Recently, within a month, we've been amazed by all these new AI models from three giants: OpenAI, Google, and Anthropic!
From Anthropic, we have Claude Opus 4.5 (with the highest SWE Benchmark 80.9%); from OpenAI, their flagship coding model GPT-5.2 (Codex) with SWE Benchmark 80%; and from Google, Gemini 3 Pro, which at launch was said to be SOTA in most benchmarks and boasts advanced agentic capabilities.
The catch here is that there are so many models available for coding or agentic coding that it's hard to decide which one to pick as your daily driver.
All of them claim at some point to be the "so-called" best for coding. But now the question arises: in actual agentic coding, which involves working on a production-ready project, how much better or worse is each of them in comparison?
TL;DR
If you want a quick take, here’s how the three models performed in these two tests:
Claude Opus 4.5: Safest overall pick from this run. It got closest in both tests and shipped working demos, even if there were rough edges (hardcoded values, weird similarity matching). Also, the most expensive.
Gemini 3 Pro: Best result on Test 1. The fallback and cache were actually working and fast. Test 2 was weird; it kept hitting a loop, which resulted in halting the request.

GPT-5.2 Codex: Turned out to be the least reliable for me in these two tasks. Too many API and version mismatches, and it never really landed a clean working implementation.

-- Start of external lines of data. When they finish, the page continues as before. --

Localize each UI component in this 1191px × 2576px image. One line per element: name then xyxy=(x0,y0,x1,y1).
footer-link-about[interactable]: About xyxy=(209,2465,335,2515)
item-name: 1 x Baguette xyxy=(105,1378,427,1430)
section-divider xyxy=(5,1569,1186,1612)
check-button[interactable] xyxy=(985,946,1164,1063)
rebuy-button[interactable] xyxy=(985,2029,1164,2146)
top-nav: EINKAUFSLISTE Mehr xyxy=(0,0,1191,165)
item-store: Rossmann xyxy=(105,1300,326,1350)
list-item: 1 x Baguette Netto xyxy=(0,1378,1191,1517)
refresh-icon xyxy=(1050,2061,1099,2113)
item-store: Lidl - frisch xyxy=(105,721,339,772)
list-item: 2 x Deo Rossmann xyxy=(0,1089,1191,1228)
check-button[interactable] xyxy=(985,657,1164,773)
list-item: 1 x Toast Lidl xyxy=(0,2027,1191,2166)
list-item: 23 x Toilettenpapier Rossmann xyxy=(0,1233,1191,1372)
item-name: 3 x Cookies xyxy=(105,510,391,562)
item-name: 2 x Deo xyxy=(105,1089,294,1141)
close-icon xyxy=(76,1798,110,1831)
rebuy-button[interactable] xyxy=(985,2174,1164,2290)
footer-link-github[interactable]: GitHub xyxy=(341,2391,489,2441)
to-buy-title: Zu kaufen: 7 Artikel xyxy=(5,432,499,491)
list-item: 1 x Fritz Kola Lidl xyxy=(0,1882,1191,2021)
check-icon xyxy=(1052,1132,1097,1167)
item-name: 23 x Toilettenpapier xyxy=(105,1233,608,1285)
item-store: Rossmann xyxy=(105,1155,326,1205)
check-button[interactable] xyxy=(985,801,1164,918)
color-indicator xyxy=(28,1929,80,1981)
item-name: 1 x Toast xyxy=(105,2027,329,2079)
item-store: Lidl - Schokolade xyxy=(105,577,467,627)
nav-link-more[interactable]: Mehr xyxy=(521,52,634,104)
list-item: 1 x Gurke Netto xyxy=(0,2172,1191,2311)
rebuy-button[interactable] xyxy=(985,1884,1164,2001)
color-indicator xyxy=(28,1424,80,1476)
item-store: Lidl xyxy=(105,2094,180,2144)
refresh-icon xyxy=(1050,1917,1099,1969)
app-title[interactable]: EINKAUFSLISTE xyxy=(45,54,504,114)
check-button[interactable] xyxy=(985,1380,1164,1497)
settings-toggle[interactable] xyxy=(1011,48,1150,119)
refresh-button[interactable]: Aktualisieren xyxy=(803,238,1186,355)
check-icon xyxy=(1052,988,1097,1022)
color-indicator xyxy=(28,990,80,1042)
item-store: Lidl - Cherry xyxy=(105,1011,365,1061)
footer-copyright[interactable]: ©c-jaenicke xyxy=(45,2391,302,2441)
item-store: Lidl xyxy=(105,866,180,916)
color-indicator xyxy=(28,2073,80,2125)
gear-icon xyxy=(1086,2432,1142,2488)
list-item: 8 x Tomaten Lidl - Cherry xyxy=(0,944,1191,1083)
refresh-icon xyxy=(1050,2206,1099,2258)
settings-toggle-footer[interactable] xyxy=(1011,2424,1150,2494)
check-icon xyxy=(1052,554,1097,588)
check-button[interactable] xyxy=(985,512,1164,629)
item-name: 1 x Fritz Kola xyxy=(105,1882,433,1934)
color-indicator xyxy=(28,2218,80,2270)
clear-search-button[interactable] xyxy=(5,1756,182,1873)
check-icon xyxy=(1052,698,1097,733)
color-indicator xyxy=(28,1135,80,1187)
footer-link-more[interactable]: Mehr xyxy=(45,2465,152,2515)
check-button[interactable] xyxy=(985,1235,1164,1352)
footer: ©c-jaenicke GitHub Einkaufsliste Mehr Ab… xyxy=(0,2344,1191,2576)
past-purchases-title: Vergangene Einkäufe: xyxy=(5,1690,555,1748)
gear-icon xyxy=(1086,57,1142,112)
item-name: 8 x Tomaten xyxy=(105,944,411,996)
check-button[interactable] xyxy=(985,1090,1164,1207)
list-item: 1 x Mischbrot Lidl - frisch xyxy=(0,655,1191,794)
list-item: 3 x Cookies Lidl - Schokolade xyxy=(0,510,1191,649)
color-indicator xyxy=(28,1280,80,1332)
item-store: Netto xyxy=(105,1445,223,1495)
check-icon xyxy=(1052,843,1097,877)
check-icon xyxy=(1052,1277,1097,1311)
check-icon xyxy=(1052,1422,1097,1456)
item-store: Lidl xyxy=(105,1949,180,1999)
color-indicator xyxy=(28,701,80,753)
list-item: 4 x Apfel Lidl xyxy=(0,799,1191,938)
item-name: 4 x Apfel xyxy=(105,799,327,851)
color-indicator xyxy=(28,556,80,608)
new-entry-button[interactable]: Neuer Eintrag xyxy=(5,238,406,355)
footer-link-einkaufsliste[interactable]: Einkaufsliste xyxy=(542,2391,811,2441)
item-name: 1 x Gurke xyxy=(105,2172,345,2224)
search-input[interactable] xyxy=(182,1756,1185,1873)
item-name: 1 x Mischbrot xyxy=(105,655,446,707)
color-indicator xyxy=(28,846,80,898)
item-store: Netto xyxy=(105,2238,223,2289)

One thing I really hate about Opus in Claude Code is how much it does web searches. Across these two tests, it did like 30+ web searches, which ended up eating up a big part of the total time. Web search is great, but it gets super frustrating fast when you have to keep approving it and typing “Yes” over and over.
Has anybody else felt this with Claude Code, especially Opus 4.5?
⚠️ NOTE: Don’t treat these as a hard rule. This is just two real dev tasks in one repo, and it shows how each model did for me in that exact setup.